Citation Numbers: 36 N.Y.S. 151, 91 Hun 220, 98 N.Y. Sup. Ct. 220, 72 N.Y. St. Rep. 52
Judges: Brown, Pratt
Filed Date: 12/2/1895
Status: Precedential
Modified Date: 10/19/2024
This action is brought under sections 1781 and 1782 of the Code, and the appointment of a receiver was therefore within the power of the court. Section 1810. Under section 1806, the court had power to restrain the creditors from maintaining actions which may lead to inequitable results; and, under section 1807, it may require the creditors to present their claims for adjustment, and may distribute the assets of the corporation. That the action is not brought to dissolve the corporation does not determine that its property may not be sold, and the proceeds distributed. Code, §§ 178A-1793. See, also, People v. Ballard, 134 N. Y. 269, 32 N. E. 54; Osgood v. Maguire, 61 N. Y. 524. As the court has the power to distribute the corporation property equitably, and has already interfered by injunction to prevent its appropriation by certain of its execution creditors, we think it should continue that course, and restrain the other execution creditors. As the orders now stand, certain creditors who recovered judgments and executions in due course of law are restrained from enforcing their claims. Other creditors, no more meritorious, and whose judgments are subsequent, have been allowed to issue and levy executions on the property in the receiver’s hands.

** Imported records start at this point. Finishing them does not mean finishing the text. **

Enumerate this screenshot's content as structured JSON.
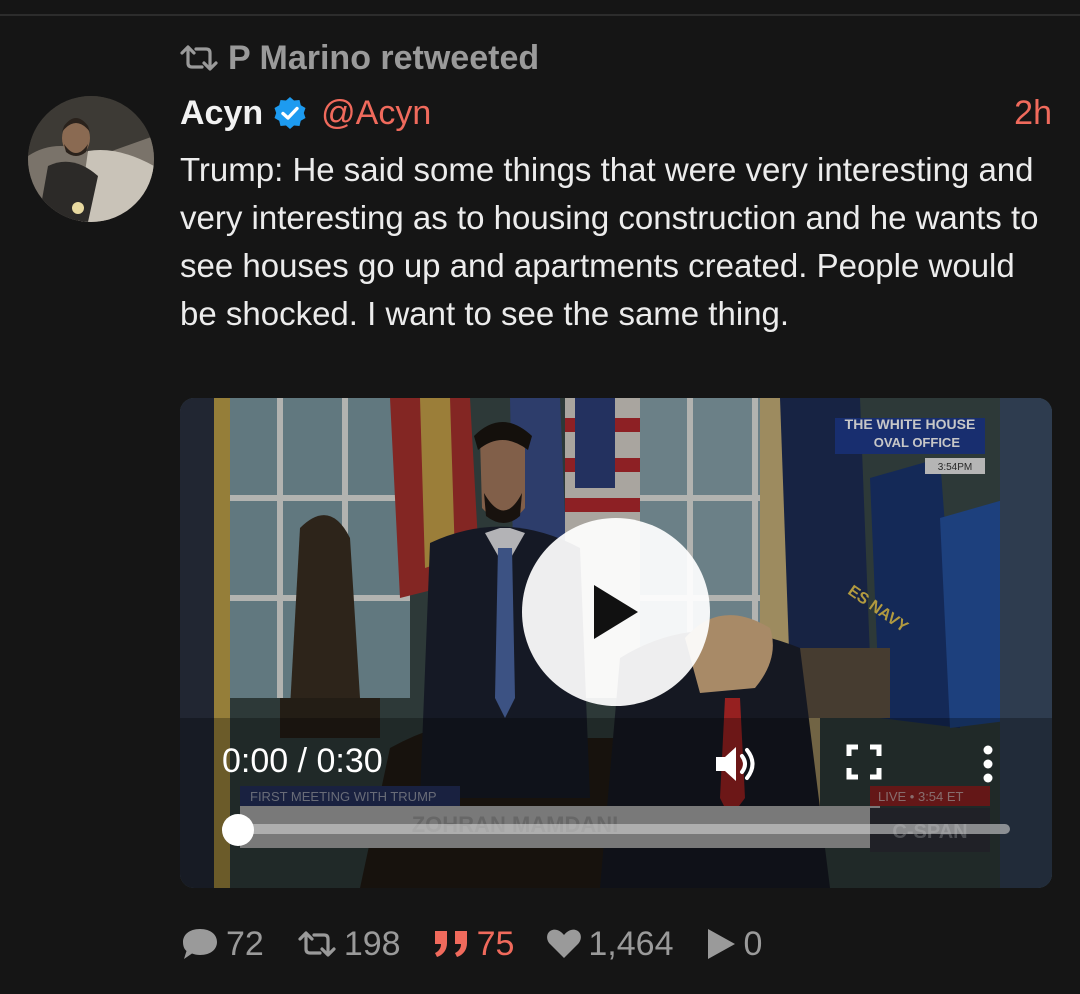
{
  "retweet": {
    "label": "P Marino retweeted"
  },
  "tweet": {
    "name": "Acyn",
    "handle": "@Acyn",
    "time": "2h",
    "text": "Trump: He said some things that were very interesting and very interesting as to housing construction and he wants to see houses go up and apartments created. People would be shocked. I want to see the same thing."
  },
  "video": {
    "timecode": "0:00 / 0:30",
    "progress_fraction": 0.0,
    "overlay_top": [
      "THE WHITE HOUSE",
      "OVAL OFFICE",
      "3:54PM"
    ],
    "overlay_bottom": [
      "FIRST MEETING WITH TRUMP",
      "ZOHRAN MAMDANI",
      "LIVE • 3:54 ET",
      "C-SPAN"
    ],
    "flag_text": "ES NAVY"
  },
  "stats": {
    "replies": "72",
    "retweets": "198",
    "quotes": "75",
    "likes": "1,464",
    "views": "0"
  },
  "colors": {
    "background": "#151515",
    "accent": "#f06a5c",
    "verified": "#1d9bf0",
    "muted": "#9a9a9a"
  }
}
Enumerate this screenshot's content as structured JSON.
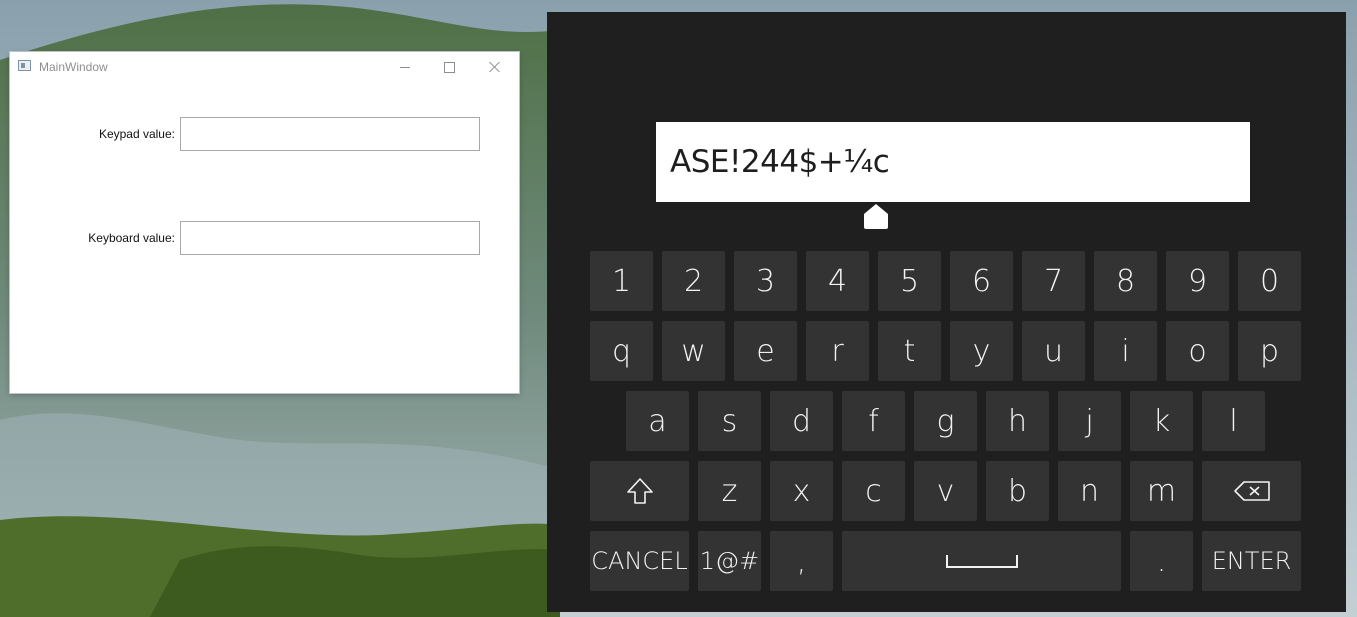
{
  "window": {
    "title": "MainWindow",
    "fields": [
      {
        "label": "Keypad value:",
        "value": ""
      },
      {
        "label": "Keyboard value:",
        "value": ""
      }
    ]
  },
  "keyboard": {
    "display_text": "ASE!244$+¼c",
    "rows": [
      [
        "1",
        "2",
        "3",
        "4",
        "5",
        "6",
        "7",
        "8",
        "9",
        "0"
      ],
      [
        "q",
        "w",
        "e",
        "r",
        "t",
        "y",
        "u",
        "i",
        "o",
        "p"
      ],
      [
        "a",
        "s",
        "d",
        "f",
        "g",
        "h",
        "j",
        "k",
        "l"
      ],
      [
        "z",
        "x",
        "c",
        "v",
        "b",
        "n",
        "m"
      ]
    ],
    "special": {
      "cancel": "CANCEL",
      "symbols": "1@#",
      "comma": ",",
      "period": ".",
      "enter": "ENTER"
    },
    "icons": {
      "shift": "shift-icon",
      "backspace": "backspace-icon",
      "space": "space-bar-icon"
    }
  }
}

We do not think this orderly or equitable. In effect, it works a preference, and probable full payment, of certain creditors, while others, equally meritorious, are in effect postponed, and incur the risk of remaining entirely unpaid. Property in the hands of a receiver is in the custody of the law, and it is not easy to see why another officer of the court should be called in to dispose cf it. A question somewhat similar is discussed in White v. Frankel, 33 N. Y. Supp. 1, and a conclusion reached that the possession of the receiver should be maintained. The reasoning of the case is applicable here. We think that, so far as the orders appealed from sanction the levy of executions upon property in the hands of the receiver, they should be modified. Whether the foreclosure of such part of the chattel mortgage as was found valid shall be allowed to proceed is a different question, and, after some hesitation, we think that, so far as the orders appealed from allow its enforcement, they may be affirmed.